Prenons le monde de l’entreprise, par exemple. Pour sa première apparition au Conseil européen, Nicolas Sarkozy a obtenu que la concurrence “libre et non faussée” soit retirée des objectifs “constitutionnels” de l’Union. Il a ensuite exigé que la politique monétaire défende mieux les entreprises et la croissance [en s’en prenant à la Banque centrale européenne]. Il a réaffirmé sa volonté de susciter des “champions nationaux”. Une politique aussi clairement orientée d’un côté vers la protection des entreprises et de l’autre vers l’ouverture du marché du travail est ce que nous appellerions un “protectionnisme partisan”. Une politique qui – à droite comme à gauche – a caractérisé non seulement les précédents gouvernements français, mais aussi les gouvernements allemands et italiens successifs face à la mondialisation. Le “protectionnisme partisan” est un réflexe politique qui fleure bon le siècle dernier. Il est aujourd’hui beaucoup plus difficile de distinguer entre capital et travail : dans une économie ouverte, ces deux facteurs ne sont plus opposés. Et pourtant cette opposition obsolète survit aujourd’hui dans le langage et dans les intérêts électoraux des partis.

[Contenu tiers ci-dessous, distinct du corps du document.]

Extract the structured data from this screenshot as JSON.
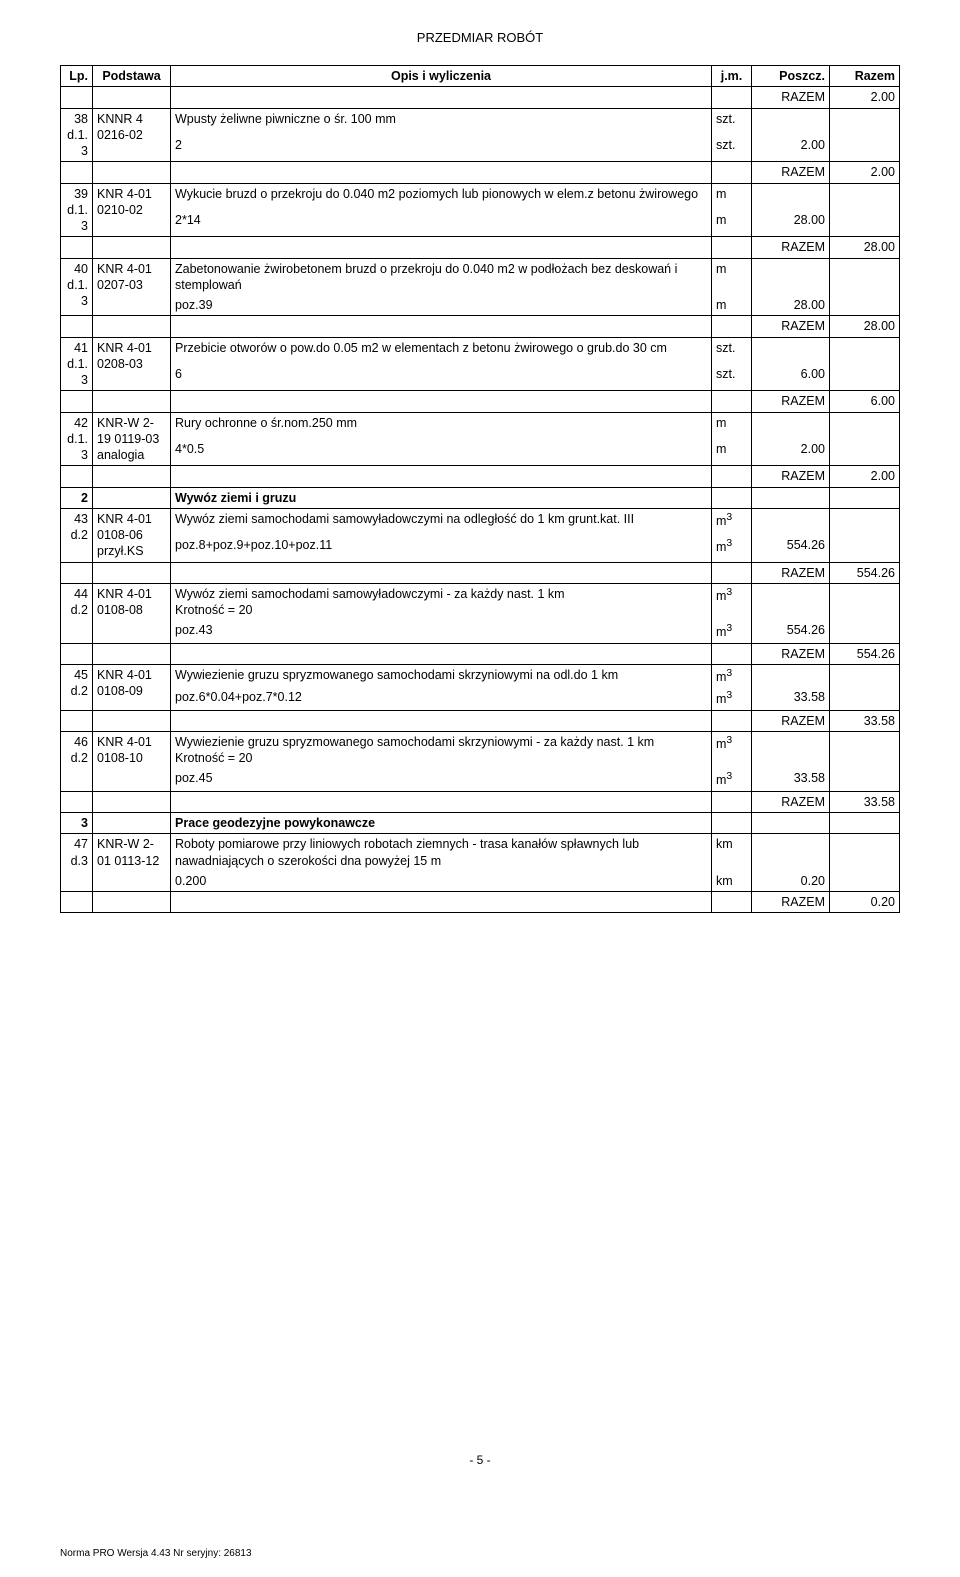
{
  "header": "PRZEDMIAR  ROBÓT",
  "columns": {
    "lp": "Lp.",
    "podstawa": "Podstawa",
    "opis": "Opis i wyliczenia",
    "jm": "j.m.",
    "poszcz": "Poszcz.",
    "razem": "Razem"
  },
  "razem_label": "RAZEM",
  "rows": [
    {
      "type": "razem",
      "value": "2.00"
    },
    {
      "type": "item",
      "lp": "38",
      "lpsub": "d.1.\n3",
      "base": "KNNR 4\n0216-02",
      "desc": "Wpusty żeliwne piwniczne o śr. 100 mm",
      "jm": "szt."
    },
    {
      "type": "calc",
      "expr": "2",
      "jm": "szt.",
      "val": "2.00"
    },
    {
      "type": "razem",
      "value": "2.00"
    },
    {
      "type": "item",
      "lp": "39",
      "lpsub": "d.1.\n3",
      "base": "KNR 4-01\n0210-02",
      "desc": "Wykucie bruzd o przekroju do 0.040 m2 poziomych lub pionowych w elem.z betonu żwirowego",
      "jm": "m"
    },
    {
      "type": "calc",
      "expr": "2*14",
      "jm": "m",
      "val": "28.00"
    },
    {
      "type": "razem",
      "value": "28.00"
    },
    {
      "type": "item",
      "lp": "40",
      "lpsub": "d.1.\n3",
      "base": "KNR 4-01\n0207-03",
      "desc": "Zabetonowanie żwirobetonem bruzd o przekroju do 0.040 m2 w podłożach bez deskowań i stemplowań",
      "jm": "m"
    },
    {
      "type": "calc",
      "expr": "poz.39",
      "jm": "m",
      "val": "28.00"
    },
    {
      "type": "razem",
      "value": "28.00"
    },
    {
      "type": "item",
      "lp": "41",
      "lpsub": "d.1.\n3",
      "base": "KNR 4-01\n0208-03",
      "desc": "Przebicie otworów o pow.do 0.05 m2 w elementach z betonu żwirowego o grub.do 30 cm",
      "jm": "szt."
    },
    {
      "type": "calc",
      "expr": "6",
      "jm": "szt.",
      "val": "6.00"
    },
    {
      "type": "razem",
      "value": "6.00"
    },
    {
      "type": "item",
      "lp": "42",
      "lpsub": "d.1.\n3",
      "base": "KNR-W 2-\n19 0119-03\nanalogia",
      "desc": "Rury ochronne o śr.nom.250 mm",
      "jm": "m"
    },
    {
      "type": "calc",
      "expr": "4*0.5",
      "jm": "m",
      "val": "2.00"
    },
    {
      "type": "razem",
      "value": "2.00"
    },
    {
      "type": "section",
      "num": "2",
      "title": "Wywóz ziemi i gruzu"
    },
    {
      "type": "item",
      "lp": "43",
      "lpsub": "d.2",
      "base": "KNR 4-01\n0108-06\nprzył.KS",
      "desc": "Wywóz ziemi samochodami samowyładowczymi na odległość do 1 km grunt.kat. III",
      "jm": "m3"
    },
    {
      "type": "calc",
      "expr": "poz.8+poz.9+poz.10+poz.11",
      "jm": "m3",
      "val": "554.26"
    },
    {
      "type": "razem",
      "value": "554.26"
    },
    {
      "type": "item",
      "lp": "44",
      "lpsub": "d.2",
      "base": "KNR 4-01\n0108-08",
      "desc": "Wywóz ziemi samochodami samowyładowczymi - za każdy nast. 1 km\nKrotność = 20",
      "jm": "m3"
    },
    {
      "type": "calc",
      "expr": "poz.43",
      "jm": "m3",
      "val": "554.26"
    },
    {
      "type": "razem",
      "value": "554.26"
    },
    {
      "type": "item",
      "lp": "45",
      "lpsub": "d.2",
      "base": "KNR 4-01\n0108-09",
      "desc": "Wywiezienie gruzu spryzmowanego samochodami skrzyniowymi na odl.do 1 km",
      "jm": "m3"
    },
    {
      "type": "calc",
      "expr": "poz.6*0.04+poz.7*0.12",
      "jm": "m3",
      "val": "33.58"
    },
    {
      "type": "razem",
      "value": "33.58"
    },
    {
      "type": "item",
      "lp": "46",
      "lpsub": "d.2",
      "base": "KNR 4-01\n0108-10",
      "desc": "Wywiezienie gruzu spryzmowanego samochodami skrzyniowymi - za każdy nast. 1 km\nKrotność = 20",
      "jm": "m3"
    },
    {
      "type": "calc",
      "expr": "poz.45",
      "jm": "m3",
      "val": "33.58"
    },
    {
      "type": "razem",
      "value": "33.58"
    },
    {
      "type": "section",
      "num": "3",
      "title": "Prace geodezyjne powykonawcze"
    },
    {
      "type": "item",
      "lp": "47",
      "lpsub": "d.3",
      "base": "KNR-W 2-\n01 0113-12",
      "desc": "Roboty pomiarowe przy liniowych robotach ziemnych - trasa kanałów spławnych lub nawadniających o szerokości dna powyżej 15 m",
      "jm": "km"
    },
    {
      "type": "calc",
      "expr": "0.200",
      "jm": "km",
      "val": "0.20"
    },
    {
      "type": "razem",
      "value": "0.20"
    }
  ],
  "page_num": "- 5 -",
  "footer_note": "Norma PRO Wersja 4.43 Nr seryjny: 26813"
}
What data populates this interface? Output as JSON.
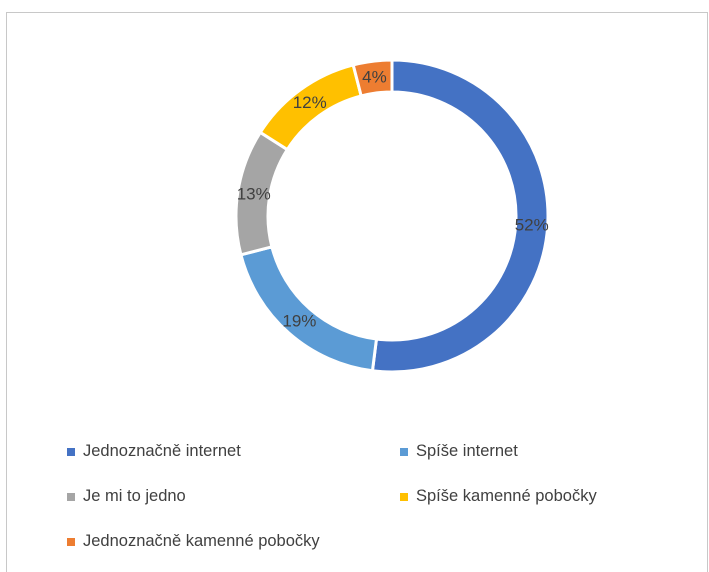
{
  "chart_data": {
    "type": "pie",
    "variant": "donut",
    "legend_position": "bottom",
    "slices": [
      {
        "name": "Jednoznačně internet",
        "value": 52,
        "label": "52%",
        "color": "#4472c4"
      },
      {
        "name": "Spíše internet",
        "value": 19,
        "label": "19%",
        "color": "#5b9bd5"
      },
      {
        "name": "Je mi to jedno",
        "value": 13,
        "label": "13%",
        "color": "#a5a5a5"
      },
      {
        "name": "Spíše kamenné pobočky",
        "value": 12,
        "label": "12%",
        "color": "#ffc000"
      },
      {
        "name": "Jednoznačně kamenné pobočky",
        "value": 4,
        "label": "4%",
        "color": "#ed7d31"
      }
    ]
  }
}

Les pays qui ont fait face à la mondialisation avec succès, à droite comme à gauche, ont à la fois réformé le travail ET le capital. Margaret Thatcher a certes affaibli les résistances syndicales, mais dans le même temps elle a rendu les marchés financiers dynamiques et a entièrement ouvert le capital des entreprises britanniques. La même chose s’est produite sous des formes et selon des méthodes très différentes au Benelux et en Scandinavie. Même en Allemagne, les réformes des entreprises n’ont produit de résultats qu’après que le chancelier Gerhard Schröder eut finalement rendu le marché du travail plus dynamique. Des différences entre droite et gauche demeurent entre ces pays, mais, dans une économie “ouverte” à la mondialisation, protéger les intérêts partisans et en faire porter les coûts uniquement sur l’autre moitié de l’électorat selon la logique de l’affrontement idéologique “capital” contre “travail” n’a plus aucun sens.

Pour que Nicolas Sarkozy ne vieillisse pas politiquement avant l’heure, il devra montrer qu’il sait aussi ouvrir sur le vaste monde les entreprises françaises pour mieux les dynamiser. Son comportement vis-à-vis de l’Europe sera à cet égard révélateur. Car les politiques européennes s’opposent en effet à la surprotection des entreprises nationales, tandis qu’elles ont une influence moins directe sur les politiques du travail. Ce n’est pas un hasard si les responsables de la lutte contre les concentrations, la Banque centrale européenne et les politiques commerciales communes sont la cible du nouveau président français.